Milton Berle, a notorious joke collector, was busy stealing yet another joke when a comedian, he said, made him laugh so hard, "I nearly dropped my pencil." Today, though, standards are different : Jokes are a serious matter. It places food on the table for a fledgling comedian. To steal a vintage joke, actually demonstrates your own lack of understanding the humour crowd.

So what of people engaged in polar work, that do not actually do any polar work? Do they get so cold thinking of going to cold regions that they have to get up and tweak the thermostat, whilst contemplating the climate? Are these guys real researchers? Let me present a case in point.



That's Willi Dansgaard on the left, smoking his ubiquitous pipe, while not merely posing for a photo. Look at his clothing. Here is a man that not only came up with isotopic ideas that changed what people were able to do with ice cores, he also was excited enough to "be there". He did not doff those clothes for a photo. You can tell they are used. He does not just show up for a day to say he had been in a cold place to have his picture taken and then just leave - promoting the polar work in that manner (synthetically). Hmm, maybe Willi was onto something.

When a person borrows from one source they call it plagiarism, when they borrow from several sources they call it research.


This was once thought to be an apt idea. Today, though, in some circles, borrowing from one source is also called research (actually more like just a little reading), and published refereed articles are seldom reviewed properly, etc, etc. One person asked me, "If you paraphrase, is it really plagiarism?" How about if the person you borrow from doesn't care, or is dead? I responded by saying that someone who is so into publishing articles to pump up his count that he frequently plagiarizes should write for a scientist, not be the scientist. When familiar ideas appear in a slightly different guise, with a different name attached, I begin to wonder about these things. Do some people have a free license?

Dr. Richard B. Alley, a professor of geosciences at Pennsylvania State University and chairman of the committee, compared abrupt climate change to a light switch, while gradual climate -- what most climatologists study -- is like a light dimmer. Press upward on a dimmer, and the light brightens a little. Press more, and the light brightens more. With a switch, press lightly and nothing happens. Press hard enough, and the light abruptly turns on.

''What the research shows is that there are switches as well as dimmers in Earth's system,'' Dr. Alley said.


Alley is often given credit for discovering climate switches from his ice cores and one imagines someone refining cold room techniques to up the quality of observing cores. Actually these "switches" were discovered by Willi Dansgaard, but he called them Dansgaard-Oeschger events. Alley should have called them by the proper name. The credit belongs to them. Frequently Alley is given the credit mistakenly, because of the manner in which he presents information to people.


This is the book Richard threw together, like so many things he does, entitled The Two Mile Time Machine. Has he reached new conclusions in his ice core work about climate? If you are looking for it, do not be surprised if you cannot find anything, except the work of others summarized or reviewed by him. Hence all the work is dated, even at the time of his writing. Even the title rings of Willi, the man whose shoulders Richard stands. In 1971 Willi and Claude Lorius described ice cores as "going deep into the ice is like sticking a thermometer backwards in time." Where is thy grace Richard?
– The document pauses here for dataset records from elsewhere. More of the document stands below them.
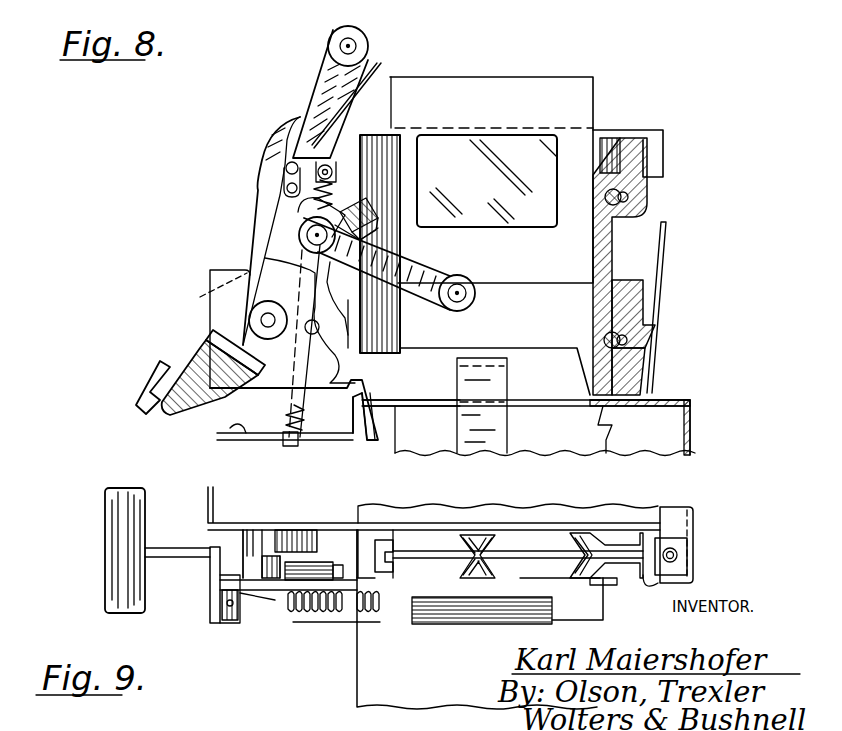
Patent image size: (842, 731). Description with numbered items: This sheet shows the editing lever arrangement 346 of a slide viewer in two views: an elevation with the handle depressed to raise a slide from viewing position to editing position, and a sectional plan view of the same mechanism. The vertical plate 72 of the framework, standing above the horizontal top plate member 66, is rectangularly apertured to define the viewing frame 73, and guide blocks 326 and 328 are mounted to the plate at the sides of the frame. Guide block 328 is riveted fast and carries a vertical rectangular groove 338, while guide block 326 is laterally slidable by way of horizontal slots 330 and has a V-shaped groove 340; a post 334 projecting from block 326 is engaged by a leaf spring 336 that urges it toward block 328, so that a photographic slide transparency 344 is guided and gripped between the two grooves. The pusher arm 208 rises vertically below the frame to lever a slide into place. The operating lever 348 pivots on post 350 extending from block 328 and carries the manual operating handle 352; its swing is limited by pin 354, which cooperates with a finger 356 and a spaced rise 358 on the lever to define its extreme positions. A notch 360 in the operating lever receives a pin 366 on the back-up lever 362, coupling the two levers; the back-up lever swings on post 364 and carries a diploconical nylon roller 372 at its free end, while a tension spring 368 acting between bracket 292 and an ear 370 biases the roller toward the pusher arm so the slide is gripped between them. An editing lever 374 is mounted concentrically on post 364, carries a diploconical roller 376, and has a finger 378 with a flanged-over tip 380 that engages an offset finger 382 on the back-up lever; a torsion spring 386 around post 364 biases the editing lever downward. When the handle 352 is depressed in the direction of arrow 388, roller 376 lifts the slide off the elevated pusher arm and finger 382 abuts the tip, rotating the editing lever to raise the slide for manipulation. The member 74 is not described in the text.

In FIG. 9, the horizontal top plate member 66 is at (380, 661).
In FIG. 9, the vertical plate 72 is at (655, 505).
In FIG. 8, the viewing frame 73 is at (515, 347).
In FIG. 9, the frame member 74 is at (541, 506).
In FIG. 8, the pusher arm 208 is at (498, 383).
In FIG. 8, the bracket 292 is at (225, 430).
In FIG. 9, the bracket 292 is at (336, 622).
In FIG. 8, the guide block 326 is at (645, 152).
In FIG. 9, the guide block 326 is at (662, 549).
In FIG. 8, the guide block 328 is at (375, 151).
In FIG. 9, the guide block 328 is at (356, 525).
In FIG. 8, the horizontal slots 330 is at (624, 197).
In FIG. 8, the post 334 is at (614, 262).
In FIG. 8, the leaf spring 336 is at (668, 230).
In FIG. 9, the leaf spring 336 is at (662, 584).
In FIG. 9, the vertical rectangular groove 338 is at (392, 540).
In FIG. 9, the vertical V-shaped groove 340 is at (482, 624).
In FIG. 8, the photographic slide transparency 344 is at (612, 62).
In FIG. 9, the photographic slide transparency 344 is at (540, 553).
In FIG. 8, the editing lever arrangement 346 is at (262, 155).
In FIG. 8, the operating lever 348 is at (262, 228).
In FIG. 9, the operating lever 348 is at (252, 590).
In FIG. 8, the post 350 is at (205, 298).
In FIG. 9, the post 350 is at (246, 530).
In FIG. 8, the manual operating handle 352 is at (150, 360).
In FIG. 9, the manual operating handle 352 is at (112, 513).
In FIG. 8, the pin 354 is at (350, 376).
In FIG. 8, the finger 356 is at (345, 393).
In FIG. 8, the rise 358 is at (262, 258).
In FIG. 8, the notch 360 is at (268, 177).
In FIG. 8, the back-up lever 362 is at (322, 78).
In FIG. 9, the back-up lever 362 is at (588, 582).
In FIG. 9, the post 364 is at (262, 550).
In FIG. 8, the pin 366 is at (300, 138).
In FIG. 8, the tension spring 368 is at (334, 250).
In FIG. 9, the tension spring 368 is at (312, 610).
In FIG. 8, the ear 370 is at (363, 99).
In FIG. 8, the diploconical nylon roller 372 is at (330, 35).
In FIG. 9, the diploconical nylon roller 372 is at (480, 540).
In FIG. 8, the editing lever 374 is at (421, 300).
In FIG. 9, the editing lever 374 is at (362, 540).
In FIG. 8, the diploconical roller 376 is at (468, 286).
In FIG. 8, the finger 378 is at (340, 215).
In FIG. 8, the flanged-over tip 380 is at (370, 206).
In FIG. 8, the offset finger 382 is at (370, 241).
In FIG. 9, the torsion spring 386 is at (314, 556).
In FIG. 8, the arrow 388 is at (135, 396).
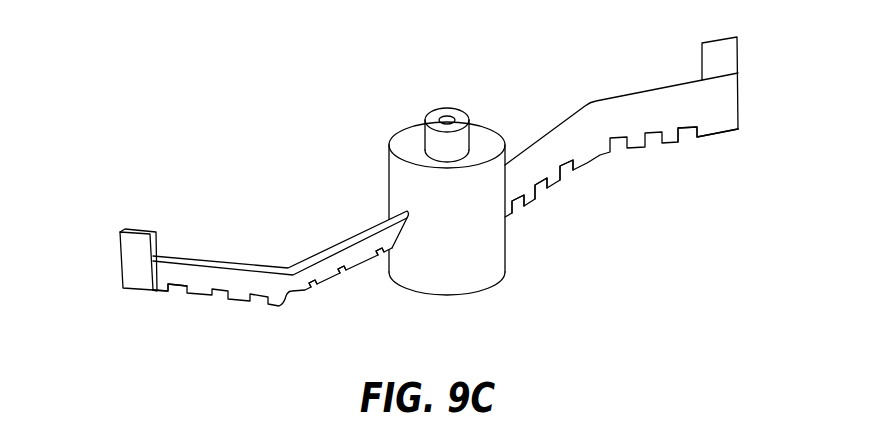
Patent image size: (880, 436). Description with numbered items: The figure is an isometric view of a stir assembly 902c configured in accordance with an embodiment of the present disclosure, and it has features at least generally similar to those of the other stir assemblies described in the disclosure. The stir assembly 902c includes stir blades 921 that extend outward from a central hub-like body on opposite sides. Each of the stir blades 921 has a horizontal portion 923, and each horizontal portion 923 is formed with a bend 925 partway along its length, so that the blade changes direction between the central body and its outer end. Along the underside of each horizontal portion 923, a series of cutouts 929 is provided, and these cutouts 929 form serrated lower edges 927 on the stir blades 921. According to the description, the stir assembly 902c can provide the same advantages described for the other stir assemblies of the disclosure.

The stir assembly 902c is at (405, 55).
The stir blades 921 is at (98, 267).
The horizontal portions 923 is at (283, 292).
The bends 925 is at (293, 265).
The serrated lower edges 927 is at (147, 315).
The cutouts 929 is at (308, 297).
He never mentions the Europeans in his book, at all.

If fact, Richard was so devoid of actual research results, he lied, and broadcasted that he worked on ice cores at the University of Wisconsin in his doctoral and post-doctoral program. In fact, he never did. Surely if he had, he would have published at least one paper about it, nes pa?

There is something poohy when there is no credit given and "scientists" act like illiterate animals. As Henry Paulson would say "Boys, lets get the credit rolling again."